The labourers giving coats of whitewash to the top floor of a high-rise building has long become a common sight in the capital. What adds to the appalling nature of the job is they work in a precarious situation, with no safety gear at all. The same frightening spectacle is found in many other works. They range from electrical to repair jobs being done in almost similar conditions. Generally defined as the informal labour sector or informal economy, the sector continues to attract people despite the absence of legal protection measures supposed to cover these seemingly vulnerable workers. This legal lacuna extends an opportunity to myriad employers to hire workers for whatever jobs they like at wages fixed at their sweet will. One would like to single out here the porters out of trade unions, the sectors of marine fisheries, domestic employment, small factories etc. Besides the traditionally unprotected jobs, hitherto unheard-of areas of work are also being added to the list.
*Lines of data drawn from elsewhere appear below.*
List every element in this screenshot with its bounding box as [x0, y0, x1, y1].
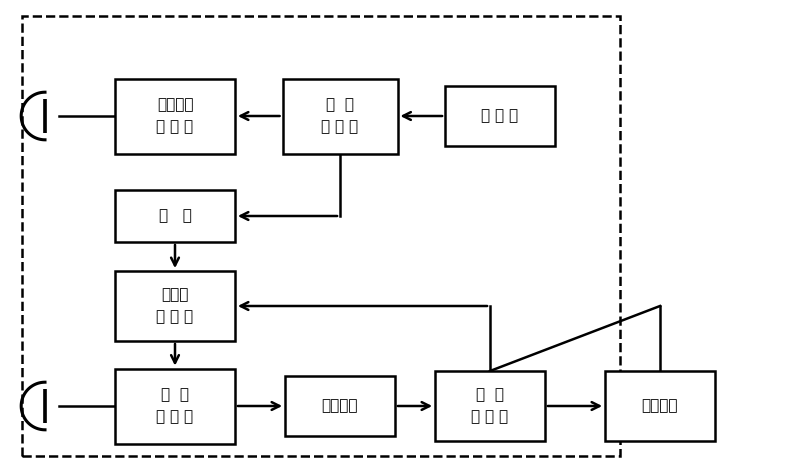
- Bar: [285, 376, 395, 436]
- Text: 延   时: 延 时: [158, 209, 191, 224]
- Bar: [282, 79, 398, 154]
- Bar: [115, 368, 235, 444]
- Bar: [115, 271, 235, 341]
- Text: 取  样
积 分 器: 取 样 积 分 器: [157, 388, 194, 424]
- Bar: [445, 86, 555, 146]
- Text: 电磁脉冲
发 生 器: 电磁脉冲 发 生 器: [157, 97, 194, 135]
- Text: 距离门
产 生 器: 距离门 产 生 器: [157, 287, 194, 325]
- Text: 放大滤波: 放大滤波: [322, 398, 358, 414]
- Text: 编 码 器: 编 码 器: [482, 108, 518, 123]
- Text: 计算单元: 计算单元: [642, 398, 678, 414]
- Bar: [115, 190, 235, 242]
- Bar: [22, 16, 620, 456]
- Text: 高  速
采 集 卡: 高 速 采 集 卡: [471, 388, 509, 424]
- Text: 脉  冲
振 荡 器: 脉 冲 振 荡 器: [322, 97, 358, 135]
- Bar: [435, 371, 545, 441]
- Bar: [115, 79, 235, 154]
- Bar: [605, 371, 715, 441]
The hazardous nature of these works prompts labour rights activists to feel distressed, which is natural. The mindless exploitation of the hapless workers continues thanks to the capital's unwieldy growth and wholesale skirting of workers' safety measures. The unabated rise in migrant workers from villages and the dearth of jobs also aggravate the situation. Notwithstanding the concern expressed by numerous labour rights groups, there are little signs of abatement in the manipulation of the miserable workers. Evidently, it clearly portends worse times in the future vis-à-vis the informal labour market in the country. Ranging from the glaring absence of terms and conditions agreed upon during formal recruitment processes, whimsical wage structure, absence of compensations in cases of accidents and deaths to job uncertainties, a raft of spectres keep haunting the informally picked workers. It is indeed incredible that the successive governments have yet to feel the compulsion of framing necessary legislations aimed at ensuring a stable work career for these workers. Labour union is almost a taboo phrase in this sector. It is really ironical that the woeful condition of the informal labour continues to be kept in focus only by the non-government organisations (NGOs). The employers and the government agencies do not appear to have any compunction about these apparently luckless people. What's worse, these voiceless toiling people seem to have the least idea that they, too, have the right to assemble and place legitimate demands.
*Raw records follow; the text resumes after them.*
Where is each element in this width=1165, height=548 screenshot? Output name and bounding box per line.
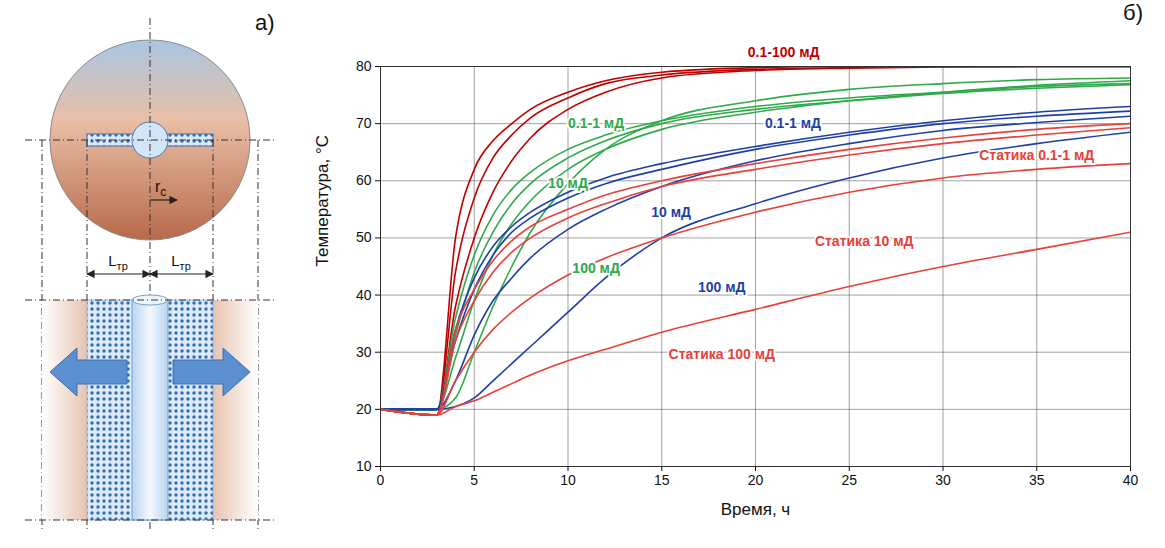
svg-text:Lтр: Lтр xyxy=(171,252,191,272)
svg-text:Время, ч: Время, ч xyxy=(721,500,790,519)
svg-text:0.1-1 мД: 0.1-1 мД xyxy=(568,115,624,131)
svg-text:10: 10 xyxy=(356,458,372,474)
svg-text:0.1-1 мД: 0.1-1 мД xyxy=(765,115,821,131)
svg-text:5: 5 xyxy=(470,472,478,488)
svg-text:60: 60 xyxy=(356,172,372,188)
svg-text:25: 25 xyxy=(841,472,857,488)
svg-text:20: 20 xyxy=(748,472,764,488)
html-text:б): б) xyxy=(1123,0,1143,25)
svg-text:Статика 0.1-1 мД: Статика 0.1-1 мД xyxy=(979,147,1094,163)
svg-text:35: 35 xyxy=(1029,472,1045,488)
svg-text:30: 30 xyxy=(935,472,951,488)
svg-text:10 мД: 10 мД xyxy=(651,204,691,220)
svg-text:80: 80 xyxy=(356,58,372,74)
svg-text:40: 40 xyxy=(356,287,372,303)
svg-text:10: 10 xyxy=(560,472,576,488)
svg-text:Статика 10 мД: Статика 10 мД xyxy=(815,233,914,249)
svg-text:rc: rc xyxy=(155,178,166,199)
svg-text:a): a) xyxy=(255,10,275,35)
svg-text:50: 50 xyxy=(356,229,372,245)
svg-text:100 мД: 100 мД xyxy=(698,279,746,295)
svg-text:Температура, °C: Температура, °C xyxy=(313,135,332,266)
svg-text:15: 15 xyxy=(654,472,670,488)
svg-text:Lтр: Lтр xyxy=(108,252,128,272)
svg-text:0.1-100 мД: 0.1-100 мД xyxy=(748,44,820,60)
svg-text:100 мД: 100 мД xyxy=(572,260,620,276)
svg-text:10 мД: 10 мД xyxy=(548,175,588,191)
svg-text:0: 0 xyxy=(377,472,385,488)
svg-text:40: 40 xyxy=(1123,472,1139,488)
svg-text:30: 30 xyxy=(356,344,372,360)
svg-text:Статика 100 мД: Статика 100 мД xyxy=(669,346,776,362)
svg-text:20: 20 xyxy=(356,401,372,417)
svg-text:70: 70 xyxy=(356,115,372,131)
To speak caustically, these hapless labourers have been left in the lurch by both the governments and society at large. The country is trailing many developing countries in terms of industrialisation. The economy is largely agro-based, with farm hands and a large informal labour force at the helm of the nation's economic progress. That a large area of the nation's economy is operated by informal labour is a stark reality for Bangladesh. Their role in gross domestic product (GDP) growth and the running of the national economy has long been an established fact. Unfortunately, all the sectors comprising informal economy remain beyond national focus.
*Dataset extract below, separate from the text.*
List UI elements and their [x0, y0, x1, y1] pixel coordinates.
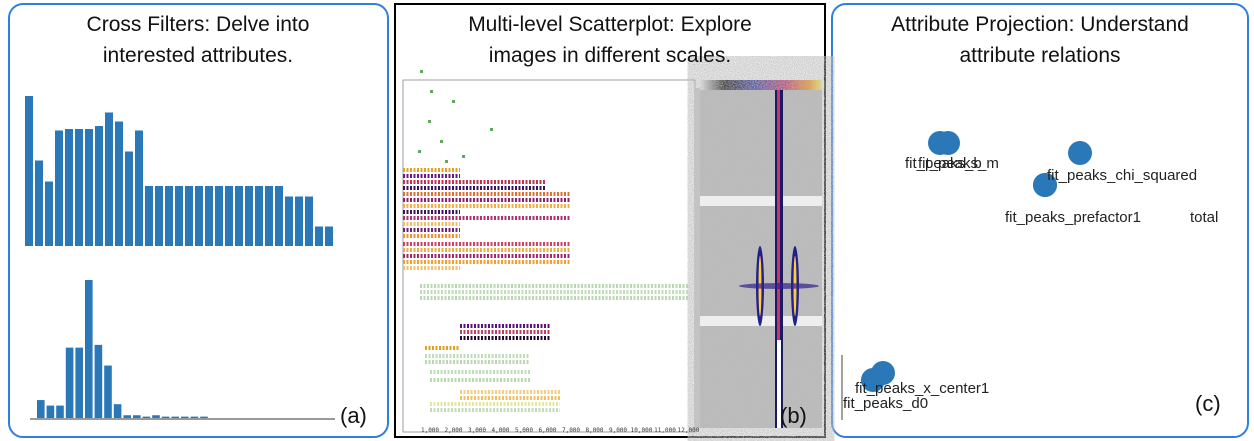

Surveys show the informal economy comprises a staggering 87 per cent of the total workforce in Bangladesh. That this critical fact keeps eluding the policy makers year in and year out is perplexing. Keeping this neglected labour sector confined to informal economy can only impair growth. This warrants a tolerably fair deal meant for the exploited workers. It is where the nation fails like many other South Asian countries. Bangladesh can, surely, effect a change by providing legal protection to these workers.